The life of pine needles: two stages and turning colors

The life of pine needles: two stages and turning colors

By Doug Carter, Rankin County Extension Agent

    We all know leaves turn color during the fall. This is because chlorophyll, which is the green pigment that gives leaves their green color, breaks down and disappears from the leaves. Yellow and orange pigments, which were once hidden, are now visible. Trees like hickories, oaks, birches, sycamores and cottonwoods turn brilliant shades of yellow and orange.  

    What about pine trees? We remember the Fall and Winter of 2023, when so many pine trees died because of the drought, pine beetles, or both. 

    However, every year we rake or buy pine straw to put in our flower beds. Now we see a few dead needles on pine trees turning brown in September and October. The life cycle of needles on our pine trees is a little more complicated than our broadleaf deciduous trees.

    Each fall, I get phone calls from concerned tree owners about why their pine trees are turning brown. We hope it is not pine beetles again. To understand what is going on, we need to know a little about the life cycle of needles on our pine trees.  

    Each needle on a pine tree lives roughly one and a half years. Each spring when the tree begins to grow new tissue, they add new needles to the ends of each tree branch, roughly doubling the number of needles on a pine tree. These new needles are stuck out on the ends of branches, out beyond the old needles.  The tree uses both the old and new needles during the growing season. Then, in the fall, the pine tree reabsorbs the nutrients from the old needles only and then the pine tree drops the old needles. This is noticeable in late September and October, as the portion of each turf of needles closest to the trunk turns brown.  The new needles, those that were newly grown the previous spring, stay on the tree all through the winter.  In the spring, a new batch of needles will be grown on the ends of the branches and the cycle begins all over again.

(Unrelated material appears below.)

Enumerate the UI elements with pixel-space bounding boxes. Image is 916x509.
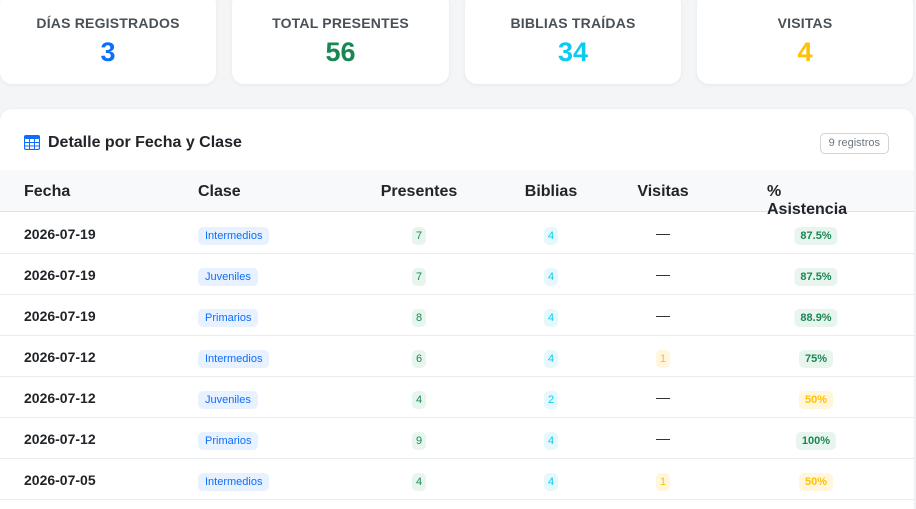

    So, in the summer, pines have two ages of needles, one set a few months old (located on the ends of each branch), and another 15-18 months old (located on the trunk end of each branch), each doing photosynthesis. In the winer, all needles are the same age-the older needles being dropped the previous fall.

    Also, our pines do not go into dormancy. Any time the conditions are right, the tree will absorb sunlight just like it does in the spring.